Chinese direct investments in the US to hit new high in 2016 after reaching US$15.7 billion last year

US$22 billion pending mergers and acquisitions, as well as more than US$10 billion ‘greenfield’ projects in the US pipeline for Chinese investors

PUBLISHED : Wednesday, 20 January, 2016, 4:42pm
UPDATED : Thursday, 21 January, 2016, 12:47pm

Chinese direct investments in the United States are poised to scale new heights in the next 12 months after reaching a record US$15.7 billion last year on the back of transactions in high-technology, services and consumer-oriented assets.

A report released on Wednesday in the US by research firm Rhodium Group said the pipeline of deals for Chinese investors in the world’s biggest economy was “at an all-time high” this year.

“We count more than US$22 billion worth of pending acquisitions, focused on information and communications technology, electronics, white goods, entertainment and financial services,” Rhodium analysts Thilo Hanemann and Cassie Gao said in the report.

They added that potential “greenfield” projects in the US by Chinese investors this year could hit more than US$10 billion.

Greenfield refers to a form of foreign direct investment in which a parent company starts a new venture in another country by building new facilities there.

The biggest pending Chinese technology-related acquisition in the US is the US$3.8 billion investment by Unisplendour Corp, a unit of state-backed Tsinghua Holdings, to obtain a 15 per cent equity stake in Western Digital, the world’s largest supplier of data storage devices.

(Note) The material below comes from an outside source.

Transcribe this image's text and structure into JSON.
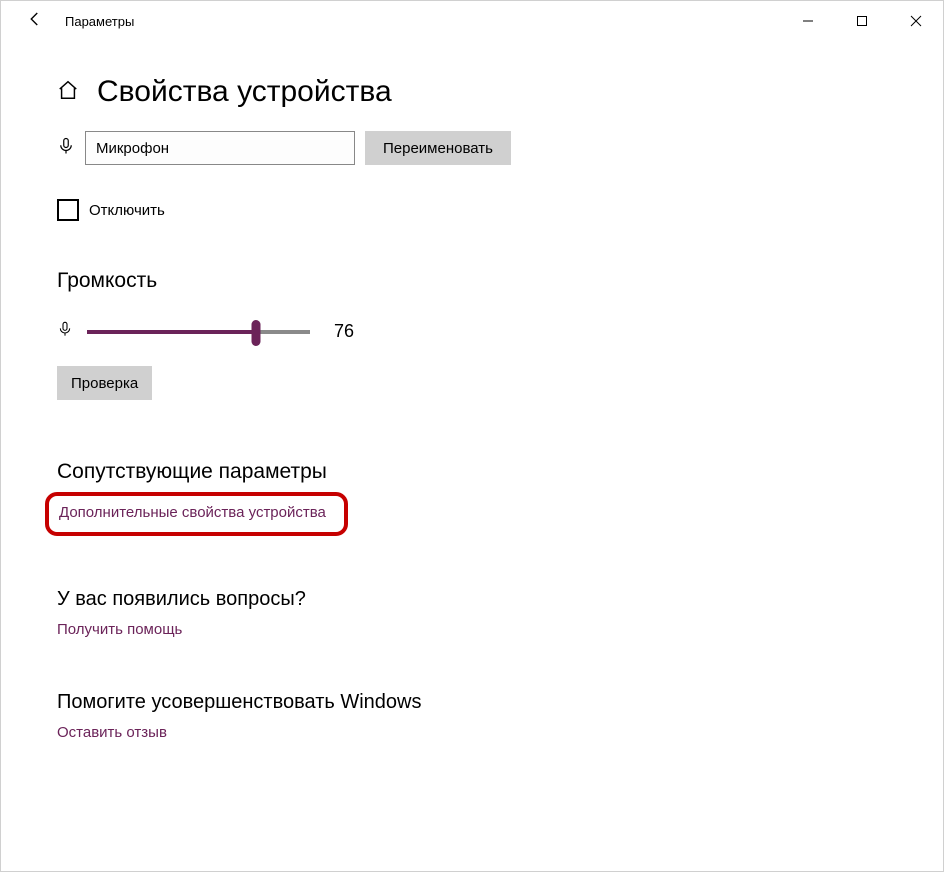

This deal is expected to close by the end of this quarter.

In terms of greenfield investment, Shandong Sun Paper Industry is expected to spend US$1.36 billion to build a new pulp mill in the southeastern state of Arkansas. Shanghai-listed Sun Paper plans to break ground on the new mill this year and start operations in 2018.

“Going forward, the biggest political downside risks for Chinese investment in the US are related to the political and economic environment in China,” Hanemann and Gao said.

“The volatility in China’s markets and continued downward pressure on the US dollar and Chinese yuan exchange [rate] have forced [mainland government] officials to further ratchet up capital controls to stop the massive outflow of capital.”

Another emerging risk the analysts pointed out is China’s anti-corruption crackdown, which could impact private mainland companies’ appetite for deals in the US and elsewhere.

Chinese conglomerate Fosun International last month withdrew its takeover bid for Euronext-listed private bank Kleinwort Benson in a deal that would have cost €500 million euros (US$547.29 million).

Fosun chairman Guo Guangchang, who went missing for four days in December to assist mainland authorities in corruption probes, confirmed that withdrawal through the company’s Luxembourg-based subsidiary Billion Eastgate.

Despite turbulence in their home market, Chinese investors announced a pair of blockbuster deals in the first two weeks of this year: Haier Group’s US$5.4 billion acquisition of General Electric’s appliance business and conglomerate Dalian Wanda’s US$3.5 billion investment in Hollywood film studio Legendary Entertainment.

Rhodium Group estimated that total Chinese direct investments in the US grew about 30 per cent to US$15.7 billion last year, up from US$12 billion in 2014.

There were 103 mergers and acquisitions deals worth around US$14 billion last year, compared with the previous year’s 92 transactions.

Chinese companies’ greenfield investments in the US last year totalled nearly US$1.8 billion, compared with US$1.3 billion in 2014.

Privately owned companies accounted for 84 per cent of total Chinese direct investments in the US last year, up from 19 per cent five years ago.